Physical characteristics
- Source: San Felipe Springs
- • coordinates: 29°22′24″N 100°52′58″W﻿ / ﻿29.37333°N 100.88278°W
- • elevation: 961 ft
- Mouth: Rio Grande
- Length: 18 mi (29 km)

= San Felipe Creek (Texas) =

San Felipe Creek is a spring-fed stream that flows through Del Rio, Texas. It originates from the San Felipe Springs, the fourth largest spring system in Texas, and flows for eighteen miles before emptying into the Rio Grande below the Amistad Dam. In this otherwise arid area, the creek is the only source of potable water for Del Rio and Laughlin Air Force Base and serves as a primary hub for local recreation.

== Course and hydrology ==
San Felipe Creek originates from a series of ten or more springs, known collectively as the San Felipe Springs, located about three miles northeast of downtown Del Rio at an elevation of 961 ft. These springs emerge from the Edwards Aquifer along the Balcones Escarpment and discharge from 50 to 90 million gallons of water per day on average (approximately 77 to 139 cfs). The creek flows southwest for eighteen miles through the center of Del Rio, carving a valley through limestone, shale, and clay before its confluence with the Rio Grande.

== History ==
Archeological evidence shows that the creek and its springs have been a vital water source for human inhabitants for thousands of years. Spanish missionaries arrived in 1635 on Saint Philip's Day and named the creek after the saint. A mission, San Felipe del Rio, was established in 1808. A military outpost for Fort Clark at Brackettville, Camp San Felipe, was set up in 1857 and reestablished as San Felipe del Rio after the Civil War. The first permanent settlement, which would later become Del Rio, dates back to 1862.

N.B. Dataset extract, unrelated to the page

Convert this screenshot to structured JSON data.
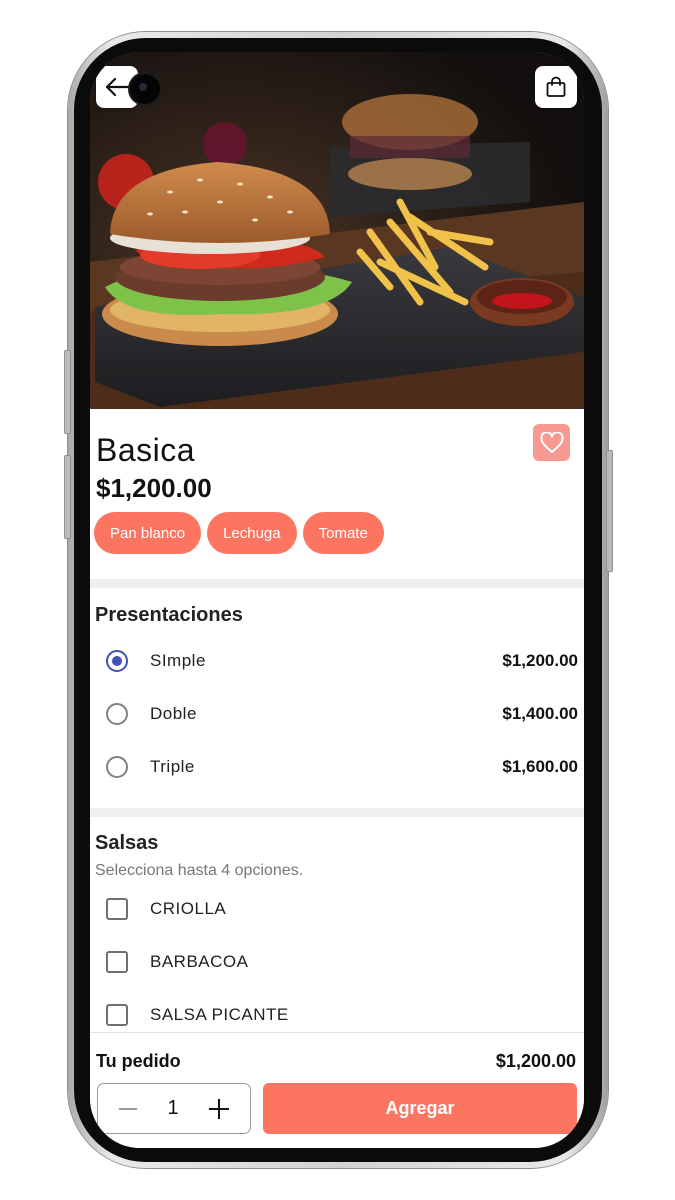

In 1868, the San Felipe Agricultural, Manufacturing and Irrigation Company was founded. The company dammed the creek and created a canal system to irrigate several thousand acres of land, a system that remains in use today. Over the years, the creek has also been used to power gristmills, ice plants, and early electric power plants for the community.

In August 1998, remnants of Tropical Storm Charley stalled over the area, producing up to 15 inches of rain and sending a massive flood down San Felipe Creek. The flood killed nine people, destroyed 200 homes, and caused widespread damage to the neighborhoods adjoining the creek. As a result, the City of Del Rio, with assistance from the FEMA, purchased over 275 acres of flood-prone properties along the creek to be maintained as open space.

== Ecology ==
The constant flow of high-quality spring water creates a unique and diverse ecosystem. The creek bed is mostly rocky and gravelly, supporting native riparian vegetation such as pecans, oaks, junipers, and mesquites.

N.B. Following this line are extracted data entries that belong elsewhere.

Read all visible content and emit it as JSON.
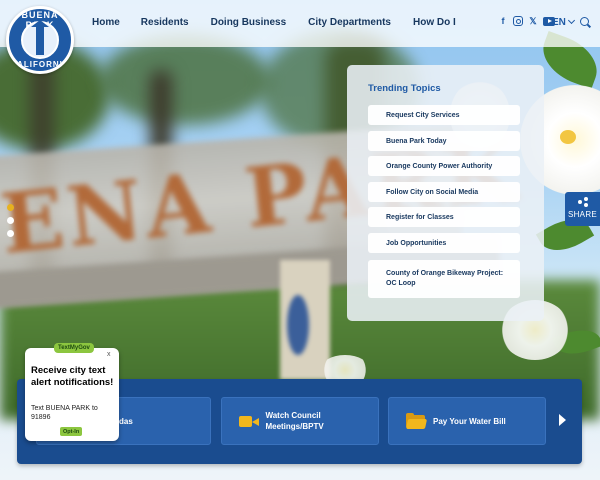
{
  "logo": {
    "top_text": "BUENA PARK",
    "bottom_text": "CALIFORNIA"
  },
  "nav": {
    "items": [
      {
        "label": "Home"
      },
      {
        "label": "Residents"
      },
      {
        "label": "Doing Business"
      },
      {
        "label": "City Departments"
      },
      {
        "label": "How Do I"
      }
    ]
  },
  "header": {
    "social_icons": [
      "facebook-icon",
      "instagram-icon",
      "x-icon",
      "youtube-icon"
    ],
    "language_label": "EN",
    "search_icon": "search-icon"
  },
  "hero": {
    "sign_text": "ENA PARK",
    "slider": {
      "count": 3,
      "active_index": 0
    }
  },
  "trending": {
    "title": "Trending Topics",
    "topics": [
      {
        "label": "Request City Services"
      },
      {
        "label": "Buena Park Today"
      },
      {
        "label": "Orange County Power Authority"
      },
      {
        "label": "Follow City on Social Media"
      },
      {
        "label": "Register for Classes"
      },
      {
        "label": "Job Opportunities"
      },
      {
        "label": "County of Orange Bikeway Project: OC Loop"
      }
    ]
  },
  "share": {
    "label": "SHARE"
  },
  "quick_links": {
    "items": [
      {
        "label": "das",
        "icon": ""
      },
      {
        "label": "Watch Council Meetings/BPTV",
        "icon": "video-camera-icon"
      },
      {
        "label": "Pay Your Water Bill",
        "icon": "folder-icon"
      }
    ],
    "next_icon": "chevron-right-icon"
  },
  "textmygov": {
    "badge": "TextMyGov",
    "close": "x",
    "headline": "Receive city text alert notifications!",
    "body": "Text BUENA PARK to 91896",
    "opt_in": "Opt-In"
  },
  "colors": {
    "brand_blue": "#1f5aa5",
    "nav_text": "#17375e",
    "accent_gold": "#e7b21f",
    "quickbar_bg": "#1a4c8f",
    "tmg_green": "#8cc63f"
  }
}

=== Threatened species ===
San Felipe Creek provides a critical habitat for several threatened species:
- The Devils River minnow (Dionda diaboli), listed as a threatened species by the U.S. Fish & Wildlife Service since 1999.
- The San Felipe gambusia (Gambusia sanfelipensis), a fish species endemic to San Felipe Creek. Texas Parks and Wildlife Department had declared it as threatened.

=== Invasive species ===
The creek's ecosystem is under pressure from several invasive species:
- Arundo donax (Giant Reed or River Cane) is a significant problem, consuming large amounts of water and out-competing native vegetation along the banks.
- The armored catfish Hypostomus plecostomus is present throughout the creek. Their burrowing habits contribute to bank erosion and instability, which negatively impacts water quality by increasing suspended sediment. They also compete with native species for food and habitat.

== Recreation ==
San Felipe Creek serves as a primary recreation attraction for the community of Del Rio. The city maintains numerous parks along its banks, including Moore Park, Rotary Park, and Brown Plaza. A popular feature is the Mayor Dora Alcala Hike and Bike Trail, which runs along the creek for over a mile through the city's park system.